Rapid Environment Bootstrapping with Homebrew

I recently acquired a new machine; wishing to start fresh, I wanted to go with less of a shotgun approach and more of a surgical strike for installations. This got me looking into using Homebrew and Homebrew Cask.

Homebrew is a package manager for MacOS that’s very good at handling installation of things like PHP, Node, and utilities like wget. There exists an extension, Homebrew Cask which targets larger GUI applications, such as PHP Storm or Virtual Box.

These tools make it quick and simple to install applications via the command line. To make it even easier, I compiled a list of the applications I use during my core workday and created a bash script to handle the installation of everything from Homebrew and Cask to the individual apps. Get the script!

Running this script is as easy as:

					chmod a+x essentials-installer.sh
				
					./essentials-installer.sh
				

You will be prompted for passwords as the script goes on. Please look at the script and remove any items you do not wish. I have many apps that you may not want there!

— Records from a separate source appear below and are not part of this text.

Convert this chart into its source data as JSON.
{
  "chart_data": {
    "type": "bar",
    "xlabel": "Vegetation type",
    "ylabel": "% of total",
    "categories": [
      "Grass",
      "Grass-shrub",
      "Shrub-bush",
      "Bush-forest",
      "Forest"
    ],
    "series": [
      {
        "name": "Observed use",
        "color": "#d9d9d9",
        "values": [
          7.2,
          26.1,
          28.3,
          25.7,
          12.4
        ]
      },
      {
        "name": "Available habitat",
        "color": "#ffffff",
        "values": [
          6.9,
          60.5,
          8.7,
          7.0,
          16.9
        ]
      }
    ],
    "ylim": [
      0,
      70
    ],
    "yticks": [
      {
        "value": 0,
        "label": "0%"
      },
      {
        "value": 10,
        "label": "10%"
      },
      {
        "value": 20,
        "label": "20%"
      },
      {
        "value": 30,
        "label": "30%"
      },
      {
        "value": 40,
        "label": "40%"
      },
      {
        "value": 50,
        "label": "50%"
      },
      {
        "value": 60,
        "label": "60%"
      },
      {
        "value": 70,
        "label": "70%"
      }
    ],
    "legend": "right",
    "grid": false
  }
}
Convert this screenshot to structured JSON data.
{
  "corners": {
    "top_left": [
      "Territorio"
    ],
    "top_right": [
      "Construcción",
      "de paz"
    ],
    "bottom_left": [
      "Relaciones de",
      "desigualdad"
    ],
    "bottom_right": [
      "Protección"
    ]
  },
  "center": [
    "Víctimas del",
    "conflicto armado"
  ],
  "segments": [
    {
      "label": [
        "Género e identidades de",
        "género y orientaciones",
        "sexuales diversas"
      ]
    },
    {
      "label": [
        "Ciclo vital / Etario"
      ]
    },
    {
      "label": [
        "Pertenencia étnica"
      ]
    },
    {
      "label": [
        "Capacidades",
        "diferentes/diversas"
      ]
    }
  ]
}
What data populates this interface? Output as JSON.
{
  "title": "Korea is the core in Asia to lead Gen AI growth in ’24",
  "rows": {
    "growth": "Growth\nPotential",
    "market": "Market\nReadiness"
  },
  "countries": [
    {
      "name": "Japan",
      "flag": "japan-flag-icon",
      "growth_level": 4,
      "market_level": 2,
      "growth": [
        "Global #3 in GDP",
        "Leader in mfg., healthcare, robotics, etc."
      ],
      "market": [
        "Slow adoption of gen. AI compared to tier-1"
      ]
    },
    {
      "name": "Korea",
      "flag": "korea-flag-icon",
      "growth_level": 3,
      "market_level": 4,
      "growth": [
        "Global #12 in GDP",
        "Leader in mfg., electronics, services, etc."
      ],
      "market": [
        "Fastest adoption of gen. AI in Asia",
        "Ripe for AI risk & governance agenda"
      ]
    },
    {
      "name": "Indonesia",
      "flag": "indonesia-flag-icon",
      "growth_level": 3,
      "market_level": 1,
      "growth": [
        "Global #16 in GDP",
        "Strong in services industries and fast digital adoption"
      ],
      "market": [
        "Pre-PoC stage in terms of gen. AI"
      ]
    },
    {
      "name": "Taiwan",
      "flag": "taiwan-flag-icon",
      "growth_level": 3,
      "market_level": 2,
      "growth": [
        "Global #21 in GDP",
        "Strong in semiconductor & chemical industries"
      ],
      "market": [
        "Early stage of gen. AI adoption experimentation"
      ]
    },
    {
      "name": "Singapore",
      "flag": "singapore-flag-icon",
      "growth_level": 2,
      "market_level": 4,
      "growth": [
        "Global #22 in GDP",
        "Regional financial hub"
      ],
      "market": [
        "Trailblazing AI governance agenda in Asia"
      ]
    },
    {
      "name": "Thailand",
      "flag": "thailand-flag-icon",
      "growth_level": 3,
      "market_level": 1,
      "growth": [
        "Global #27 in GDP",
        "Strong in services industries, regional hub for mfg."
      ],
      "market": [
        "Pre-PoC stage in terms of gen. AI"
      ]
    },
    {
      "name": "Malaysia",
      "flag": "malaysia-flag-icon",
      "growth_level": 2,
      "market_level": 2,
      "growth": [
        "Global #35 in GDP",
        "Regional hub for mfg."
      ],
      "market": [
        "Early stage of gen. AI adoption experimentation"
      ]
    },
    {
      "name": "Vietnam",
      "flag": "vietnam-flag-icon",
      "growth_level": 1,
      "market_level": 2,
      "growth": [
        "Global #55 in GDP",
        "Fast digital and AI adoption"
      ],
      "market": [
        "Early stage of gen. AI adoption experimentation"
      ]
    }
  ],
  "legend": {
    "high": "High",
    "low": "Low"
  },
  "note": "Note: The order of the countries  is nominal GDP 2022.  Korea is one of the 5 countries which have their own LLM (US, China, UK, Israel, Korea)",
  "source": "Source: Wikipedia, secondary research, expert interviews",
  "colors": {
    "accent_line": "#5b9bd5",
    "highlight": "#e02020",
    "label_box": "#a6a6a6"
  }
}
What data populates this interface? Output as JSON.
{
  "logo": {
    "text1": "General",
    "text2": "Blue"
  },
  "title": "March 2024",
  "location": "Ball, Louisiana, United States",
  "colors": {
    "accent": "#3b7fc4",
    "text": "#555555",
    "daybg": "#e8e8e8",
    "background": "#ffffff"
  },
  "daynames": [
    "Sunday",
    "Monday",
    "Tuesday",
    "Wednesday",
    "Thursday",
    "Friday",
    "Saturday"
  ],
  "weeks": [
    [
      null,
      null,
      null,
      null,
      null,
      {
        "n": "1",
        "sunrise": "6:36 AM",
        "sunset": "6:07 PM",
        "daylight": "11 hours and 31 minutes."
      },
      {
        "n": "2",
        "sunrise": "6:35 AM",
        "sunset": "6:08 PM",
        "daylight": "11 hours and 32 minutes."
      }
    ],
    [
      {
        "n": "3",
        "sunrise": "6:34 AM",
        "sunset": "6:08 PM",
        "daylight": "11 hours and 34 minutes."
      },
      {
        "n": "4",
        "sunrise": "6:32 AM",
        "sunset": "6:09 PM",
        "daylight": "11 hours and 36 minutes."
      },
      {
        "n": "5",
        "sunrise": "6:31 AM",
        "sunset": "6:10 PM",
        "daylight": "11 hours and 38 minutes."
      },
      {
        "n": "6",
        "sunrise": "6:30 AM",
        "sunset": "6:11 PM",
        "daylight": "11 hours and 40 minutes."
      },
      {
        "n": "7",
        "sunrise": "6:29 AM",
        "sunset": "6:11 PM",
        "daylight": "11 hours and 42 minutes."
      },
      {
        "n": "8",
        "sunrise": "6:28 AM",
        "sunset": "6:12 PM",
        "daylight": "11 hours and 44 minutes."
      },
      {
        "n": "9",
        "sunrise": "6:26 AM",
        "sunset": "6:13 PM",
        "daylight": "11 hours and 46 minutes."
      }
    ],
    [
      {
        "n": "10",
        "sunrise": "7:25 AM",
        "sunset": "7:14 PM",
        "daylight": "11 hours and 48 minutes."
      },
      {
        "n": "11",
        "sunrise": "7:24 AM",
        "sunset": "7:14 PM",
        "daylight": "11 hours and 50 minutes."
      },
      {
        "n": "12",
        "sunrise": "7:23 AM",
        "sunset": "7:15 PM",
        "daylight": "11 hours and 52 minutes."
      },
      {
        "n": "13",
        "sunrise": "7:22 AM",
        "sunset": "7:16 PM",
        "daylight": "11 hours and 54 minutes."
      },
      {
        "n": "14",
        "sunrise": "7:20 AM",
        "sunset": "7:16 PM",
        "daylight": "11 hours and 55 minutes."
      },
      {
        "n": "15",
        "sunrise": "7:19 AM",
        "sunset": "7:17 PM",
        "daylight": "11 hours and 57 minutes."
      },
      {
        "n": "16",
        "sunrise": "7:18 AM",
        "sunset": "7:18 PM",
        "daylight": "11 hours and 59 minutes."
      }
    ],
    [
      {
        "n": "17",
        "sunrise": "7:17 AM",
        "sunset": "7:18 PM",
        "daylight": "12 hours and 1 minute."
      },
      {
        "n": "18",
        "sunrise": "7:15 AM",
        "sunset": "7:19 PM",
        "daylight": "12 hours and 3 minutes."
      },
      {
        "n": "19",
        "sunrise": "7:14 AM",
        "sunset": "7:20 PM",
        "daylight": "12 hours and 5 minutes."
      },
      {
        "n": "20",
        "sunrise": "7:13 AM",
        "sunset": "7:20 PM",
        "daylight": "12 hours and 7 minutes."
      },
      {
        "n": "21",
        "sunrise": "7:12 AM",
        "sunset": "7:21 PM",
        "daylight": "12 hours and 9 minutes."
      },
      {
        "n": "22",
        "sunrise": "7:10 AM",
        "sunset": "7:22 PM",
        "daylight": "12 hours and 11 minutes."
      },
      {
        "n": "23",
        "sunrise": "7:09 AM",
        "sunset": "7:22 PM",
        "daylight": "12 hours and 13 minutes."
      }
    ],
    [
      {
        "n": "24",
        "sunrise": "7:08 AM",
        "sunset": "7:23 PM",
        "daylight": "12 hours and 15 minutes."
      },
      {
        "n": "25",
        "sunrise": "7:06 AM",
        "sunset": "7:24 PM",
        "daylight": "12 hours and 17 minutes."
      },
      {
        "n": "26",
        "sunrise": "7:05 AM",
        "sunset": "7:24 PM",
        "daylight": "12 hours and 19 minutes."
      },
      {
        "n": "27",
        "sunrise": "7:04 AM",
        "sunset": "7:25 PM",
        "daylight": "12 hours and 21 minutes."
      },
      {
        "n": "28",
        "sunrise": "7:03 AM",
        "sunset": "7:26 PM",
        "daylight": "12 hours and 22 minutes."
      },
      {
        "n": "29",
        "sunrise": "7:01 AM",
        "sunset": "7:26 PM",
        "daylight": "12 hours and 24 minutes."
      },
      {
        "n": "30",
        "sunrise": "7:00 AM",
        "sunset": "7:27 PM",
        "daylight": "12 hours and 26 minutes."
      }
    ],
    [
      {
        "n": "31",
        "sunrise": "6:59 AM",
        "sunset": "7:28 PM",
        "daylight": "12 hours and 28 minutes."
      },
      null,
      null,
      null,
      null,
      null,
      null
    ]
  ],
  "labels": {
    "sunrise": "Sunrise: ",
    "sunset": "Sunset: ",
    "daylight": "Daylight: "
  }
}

As this script runs, it will check that any of these applications exist and skip them if so. No need to worry about duplication. On that note – I want to keep my system organized so if I have an application installed, I’d want to make sure it was installed via Homebrew or Cask, so I can get a nice list out of everything and have one place to update. Enter Homebrew Cask Replacer. This will run through and swap out existing apps with their Homebrew Cask equivalent, tidying up.